Post Sandy – belief in fellow man

Well, here we are back to the daily grind in NYC a week after Hurricane Sandy. Most subways lines and roadways are up and running for most. People are lined up at Starbucks and bagel stands to get their normal fix. Businesses are open. Power has been restored to the majority. I have to give big props to the MTA and ConEd for getting everything up as quick as they did under the circumstances. It truly was a Herculean effort, and the employees of those companies that were in the trenches working day and night need to be applauded. There are still areas that are out but should be up shortly.

I thought Governor Cuomo showed excellent leadership throughout this crisis. It made me happy to see him blast the utility companies and make them perform. It’s all about accountability as he stressed. Mayor Bloombito at times said the right things, but he will forever be known now as the arrogant insensitive moron that he can be with the whole New York City Marathon debacle.

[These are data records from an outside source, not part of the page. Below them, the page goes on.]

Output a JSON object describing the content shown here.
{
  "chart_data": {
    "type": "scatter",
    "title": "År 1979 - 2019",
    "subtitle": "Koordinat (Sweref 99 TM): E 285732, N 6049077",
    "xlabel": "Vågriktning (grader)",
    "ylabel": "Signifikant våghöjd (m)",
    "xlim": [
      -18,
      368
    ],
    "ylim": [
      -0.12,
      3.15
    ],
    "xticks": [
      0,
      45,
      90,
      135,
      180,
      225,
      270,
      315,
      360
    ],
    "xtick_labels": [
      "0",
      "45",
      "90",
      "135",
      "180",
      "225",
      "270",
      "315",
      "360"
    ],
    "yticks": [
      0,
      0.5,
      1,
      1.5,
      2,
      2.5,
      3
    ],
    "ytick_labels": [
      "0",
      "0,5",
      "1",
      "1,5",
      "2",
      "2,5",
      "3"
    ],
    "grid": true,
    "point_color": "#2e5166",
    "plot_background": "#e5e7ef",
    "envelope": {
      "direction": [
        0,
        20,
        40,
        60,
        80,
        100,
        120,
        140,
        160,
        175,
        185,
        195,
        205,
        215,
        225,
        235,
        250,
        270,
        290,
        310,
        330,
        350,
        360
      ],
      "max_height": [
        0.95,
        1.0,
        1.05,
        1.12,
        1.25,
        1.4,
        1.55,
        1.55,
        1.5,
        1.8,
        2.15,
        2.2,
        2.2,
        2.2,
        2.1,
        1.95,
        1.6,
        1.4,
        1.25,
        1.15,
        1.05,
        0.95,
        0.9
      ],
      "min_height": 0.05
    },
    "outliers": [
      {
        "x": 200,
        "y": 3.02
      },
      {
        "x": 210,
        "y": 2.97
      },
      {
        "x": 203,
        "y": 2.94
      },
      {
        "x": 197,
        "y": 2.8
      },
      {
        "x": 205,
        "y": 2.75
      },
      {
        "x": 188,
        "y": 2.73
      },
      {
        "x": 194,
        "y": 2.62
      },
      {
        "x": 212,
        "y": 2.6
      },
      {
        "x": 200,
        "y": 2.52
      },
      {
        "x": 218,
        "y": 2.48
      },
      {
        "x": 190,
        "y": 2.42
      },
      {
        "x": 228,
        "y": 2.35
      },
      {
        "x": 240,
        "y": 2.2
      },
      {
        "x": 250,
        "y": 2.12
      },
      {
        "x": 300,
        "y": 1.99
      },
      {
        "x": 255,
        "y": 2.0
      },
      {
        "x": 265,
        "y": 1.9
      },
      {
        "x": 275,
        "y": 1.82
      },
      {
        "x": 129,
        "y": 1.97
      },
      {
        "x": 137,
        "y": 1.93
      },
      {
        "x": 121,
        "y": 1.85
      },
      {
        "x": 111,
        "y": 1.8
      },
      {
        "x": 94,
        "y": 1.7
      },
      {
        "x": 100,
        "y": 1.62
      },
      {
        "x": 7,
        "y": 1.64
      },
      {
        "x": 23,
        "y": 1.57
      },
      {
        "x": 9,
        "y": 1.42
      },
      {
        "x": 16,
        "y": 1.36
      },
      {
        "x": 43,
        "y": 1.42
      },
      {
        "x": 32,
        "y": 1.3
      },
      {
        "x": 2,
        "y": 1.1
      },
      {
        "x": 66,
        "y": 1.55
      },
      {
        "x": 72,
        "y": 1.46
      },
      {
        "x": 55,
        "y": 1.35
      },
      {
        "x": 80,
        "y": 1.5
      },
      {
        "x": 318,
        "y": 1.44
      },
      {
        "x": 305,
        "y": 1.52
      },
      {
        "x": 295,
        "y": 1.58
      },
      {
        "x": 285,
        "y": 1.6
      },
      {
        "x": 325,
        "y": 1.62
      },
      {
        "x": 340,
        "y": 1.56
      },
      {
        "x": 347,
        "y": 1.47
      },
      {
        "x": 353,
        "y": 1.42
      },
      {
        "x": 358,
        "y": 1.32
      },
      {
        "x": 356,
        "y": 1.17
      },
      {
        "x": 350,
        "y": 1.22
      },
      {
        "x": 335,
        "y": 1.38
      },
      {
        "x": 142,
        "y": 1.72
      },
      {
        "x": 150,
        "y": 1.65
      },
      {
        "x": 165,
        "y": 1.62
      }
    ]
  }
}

I just don’t get him, as one moment he does good in his position, and at another he makes us all cringe.  Thankfully, this is his last term.

Still, there are so many that life will never be normal again. Watching the news this morning and reading the paper on the way to work brings the images of devastation, suffering, and heartbreak to the forefront of my mind. So many lost their homes, livelihoods, everything. Many areas of Staten Island, Jersey, Queens, Brooklyn, and others that were hardest hit are in for a long battle to recover. Many will never truly recover. That is why we all must show our compassionate side and pitch in. Even just a little bit helps. Many that are without homes and power are struggling through cold nights this week, and with a Nor’easter looming in a few days it will make matters worse for so many and damper recovery efforts. It’s called being human people, and won’t take much effort to help out.

I had my own experience with this first hand yesterday. Made sure we got up early to hit the local stores to buy bags of supplies and food for Far Rockaway Relief efforts. There was a local bar in my hood serving as a donation drive center. It was astounding walking up and seeing the amazing outpouring of support and donations from the Upper East Side/Yorkville area that I live in. It made me swell with pride for my neighborhood.  There were hundreds of people piling in with all types of goods and necessities to give. Huge trucks were filled to the rim with bags and boxes. The local fire dept was on hand to help out. I literally had tears in my eyes as I walked away after handing over our donation.  It made me believe again that there is some good in my fellow man.

The second half of my day was spent giving blood at the donor center close to where I live. Again, it was heartwarming to see so many piling in to give. The place was mobbed and right after I walked in at 3pm they locked the doors behind us. As they were understaffed we were told it might take a few hours and could leave if that would be a problem. There was no way anyone was leaving. Well, two hours turned into four and five by the time it ended. Very few left. It became such a sense of “community” with all of us bonding and telling our Sandy stories and experiences. We were determined to see this through, as it really was not that much of a sacrifice. Again, it made me believe that there really is good in most people.

So much more needs to be done. The Red Cross and many other charitable organizations are still taking donations and will be for quite a while. You can always give blood, once every two months. Volunteers are still needed to help out the areas ravaged by this storm on a daily basis. We can all do our part whether it be big or small. Be human. We are all in this together.

2 thoughts on “Post Sandy – belief in fellow man”

  1. Great article Phil. Good to hear people are pulling together and whilst the pain will be long lasting for some, sharing the burden does help.

    In times of crisis people come together and the benefits are clear to see.

    1. Thanks for the compliment. So many affected here by the storm. It’s good to see people showing compassion and caring.